IBM Is Experimenting With a Cryptocurrency, Which It Says Is More Stable

It’s basically a blockchain-backed dollar — but you can’t convert your money to it (yet).

July 17, 2018

3 min read


Cryptocurrencies fluctuate wildly in value. If you’ve been following bitcoin since last fall, you’ve seen the value of one unit of bitcoin surge from less than $5,000 in early October 2017, peak at more than $19,000 in December and gradually make its way back down to the $6,000 range today, according to CoinDesk.

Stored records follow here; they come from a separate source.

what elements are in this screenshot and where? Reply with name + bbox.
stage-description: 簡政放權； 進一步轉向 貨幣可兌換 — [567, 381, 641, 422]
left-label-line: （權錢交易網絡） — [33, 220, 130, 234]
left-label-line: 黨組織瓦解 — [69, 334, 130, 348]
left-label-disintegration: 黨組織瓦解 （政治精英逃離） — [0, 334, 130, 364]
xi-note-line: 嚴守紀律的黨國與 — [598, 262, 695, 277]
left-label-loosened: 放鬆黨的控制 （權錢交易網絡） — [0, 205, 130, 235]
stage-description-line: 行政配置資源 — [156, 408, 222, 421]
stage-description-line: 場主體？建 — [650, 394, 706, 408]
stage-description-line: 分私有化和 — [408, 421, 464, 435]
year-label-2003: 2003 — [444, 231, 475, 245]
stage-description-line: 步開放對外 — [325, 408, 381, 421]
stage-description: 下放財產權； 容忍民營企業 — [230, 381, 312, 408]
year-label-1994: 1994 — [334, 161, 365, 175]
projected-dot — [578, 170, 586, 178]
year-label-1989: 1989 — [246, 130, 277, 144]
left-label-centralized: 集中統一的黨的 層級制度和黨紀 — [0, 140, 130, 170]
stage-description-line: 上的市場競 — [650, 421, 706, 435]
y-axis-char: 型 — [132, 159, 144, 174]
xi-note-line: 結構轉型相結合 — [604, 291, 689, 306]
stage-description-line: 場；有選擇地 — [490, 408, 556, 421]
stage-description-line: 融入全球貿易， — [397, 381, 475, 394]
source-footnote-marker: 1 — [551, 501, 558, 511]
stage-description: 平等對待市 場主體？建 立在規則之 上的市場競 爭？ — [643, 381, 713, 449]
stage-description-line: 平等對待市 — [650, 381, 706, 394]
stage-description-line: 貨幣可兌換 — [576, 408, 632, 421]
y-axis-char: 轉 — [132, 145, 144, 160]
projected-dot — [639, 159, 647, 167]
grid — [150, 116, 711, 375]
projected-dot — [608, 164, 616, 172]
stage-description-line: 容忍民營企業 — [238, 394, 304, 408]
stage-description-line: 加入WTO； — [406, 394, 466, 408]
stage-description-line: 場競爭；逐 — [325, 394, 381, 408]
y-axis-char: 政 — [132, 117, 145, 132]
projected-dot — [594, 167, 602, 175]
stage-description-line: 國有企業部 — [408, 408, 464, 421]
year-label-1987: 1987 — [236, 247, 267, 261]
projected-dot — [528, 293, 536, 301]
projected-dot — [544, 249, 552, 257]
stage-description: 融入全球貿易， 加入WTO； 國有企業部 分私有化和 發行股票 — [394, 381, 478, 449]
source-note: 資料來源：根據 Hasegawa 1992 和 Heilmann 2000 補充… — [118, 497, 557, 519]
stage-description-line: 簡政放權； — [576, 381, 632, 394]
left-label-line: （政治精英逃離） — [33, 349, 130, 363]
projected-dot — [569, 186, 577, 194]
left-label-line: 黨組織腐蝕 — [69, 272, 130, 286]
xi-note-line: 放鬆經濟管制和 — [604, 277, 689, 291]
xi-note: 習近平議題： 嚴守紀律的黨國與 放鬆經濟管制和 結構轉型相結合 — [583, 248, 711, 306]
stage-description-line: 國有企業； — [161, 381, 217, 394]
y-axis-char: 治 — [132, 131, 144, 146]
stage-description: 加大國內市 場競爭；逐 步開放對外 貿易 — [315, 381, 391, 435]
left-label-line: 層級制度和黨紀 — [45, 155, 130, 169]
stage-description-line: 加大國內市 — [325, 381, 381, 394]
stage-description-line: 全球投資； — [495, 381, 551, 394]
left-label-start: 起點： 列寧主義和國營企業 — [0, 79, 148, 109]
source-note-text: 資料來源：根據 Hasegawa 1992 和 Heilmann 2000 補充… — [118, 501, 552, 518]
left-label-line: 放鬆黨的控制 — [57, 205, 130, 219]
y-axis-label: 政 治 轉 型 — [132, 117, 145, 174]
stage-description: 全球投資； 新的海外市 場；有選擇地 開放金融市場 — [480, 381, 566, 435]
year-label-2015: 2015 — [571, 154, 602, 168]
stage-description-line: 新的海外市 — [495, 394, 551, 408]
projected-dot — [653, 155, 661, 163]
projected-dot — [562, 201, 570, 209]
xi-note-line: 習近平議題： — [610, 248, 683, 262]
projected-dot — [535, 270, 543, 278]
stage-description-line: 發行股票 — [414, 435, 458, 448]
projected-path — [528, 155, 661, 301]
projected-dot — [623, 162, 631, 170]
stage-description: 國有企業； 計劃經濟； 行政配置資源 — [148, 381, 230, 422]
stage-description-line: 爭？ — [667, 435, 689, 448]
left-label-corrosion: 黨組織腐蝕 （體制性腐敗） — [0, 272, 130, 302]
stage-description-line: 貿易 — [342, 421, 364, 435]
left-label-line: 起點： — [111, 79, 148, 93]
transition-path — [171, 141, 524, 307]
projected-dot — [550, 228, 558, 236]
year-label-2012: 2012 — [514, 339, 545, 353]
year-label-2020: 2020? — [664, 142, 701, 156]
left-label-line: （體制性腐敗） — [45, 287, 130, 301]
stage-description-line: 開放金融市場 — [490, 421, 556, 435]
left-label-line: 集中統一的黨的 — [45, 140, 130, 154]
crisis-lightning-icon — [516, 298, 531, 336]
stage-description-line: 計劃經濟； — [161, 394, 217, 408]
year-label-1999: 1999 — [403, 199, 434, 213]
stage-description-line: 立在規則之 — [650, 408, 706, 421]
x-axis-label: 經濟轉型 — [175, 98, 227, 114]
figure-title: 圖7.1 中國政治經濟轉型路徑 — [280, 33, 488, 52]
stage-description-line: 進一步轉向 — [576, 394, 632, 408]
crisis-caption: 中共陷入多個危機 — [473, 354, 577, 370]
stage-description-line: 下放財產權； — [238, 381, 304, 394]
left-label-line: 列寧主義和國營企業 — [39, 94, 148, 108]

For transactions that do involve money, companies are seeking more stable cryptocurrencies, with all of the blockchain tracking benefits of crypto, minus the volatility and lost value and time in the conversion process. IBM is one company working to prove out what’s called a “stablecoin” solution, which means its value is based on the value of the U.S. dollar at any given time.

The 107-year-old legacy tech corporation has embraced blockchain, which underlies cryptocurrencies, in recent years — using it for applications including a cross-border payments network, tracking luxury goods such as diamonds and more.

Related: 15 Crazy and Surprising Ways People Are Using Blockchain

For crypto exchanges up to this point, IBM has relied on a currency called Stellar Lumens. But this week, the company announced it will begin testing Stronghold USD “to experiment with ways for financial institutions and other organizations to achieve faster, safer and more efficient transaction processing and money transfer throughout the world’s economy,” according to a press release.

For now, Stronghold USD is only available as a business-to-business cryptocurrency. Consumers can’t buy anything with it. But IBM’s adoption speaks to the trend and promise of cryptocurrencies with values based on and equal to the dollar.

Tether is one stablecoin that’s been widely adopted, though its true value is a matter of controversy. It’s “often the second most traded crypto asset after bitcoin,” according to Bitcoin.com. “Traders routinely trade in and out of it as they attempt to outmaneuver bitcoin’s price swings.”

Entrepreneur contributor Han-Gwon Lung wrote about the potential for stablecoins — and one in particular, Basis — in late May: “Figuring out how to create the world’s first true stablecoin (as did the guys at Basis, who raised $133 million from VCs like Andreessen Horowitz) would revolutionize finance as we know it.”

One small company that is dabbling in stablecoin is The White Company, a fine art and luxury goods dealer that allows purchases via cryptocurrency, from Super Bowl suite tickets to Lamborghinis. CEO Elizabeth White launched the White Standard, a stablecoin, in early June, so clients could convert their money to and from cryptocurrency more directly.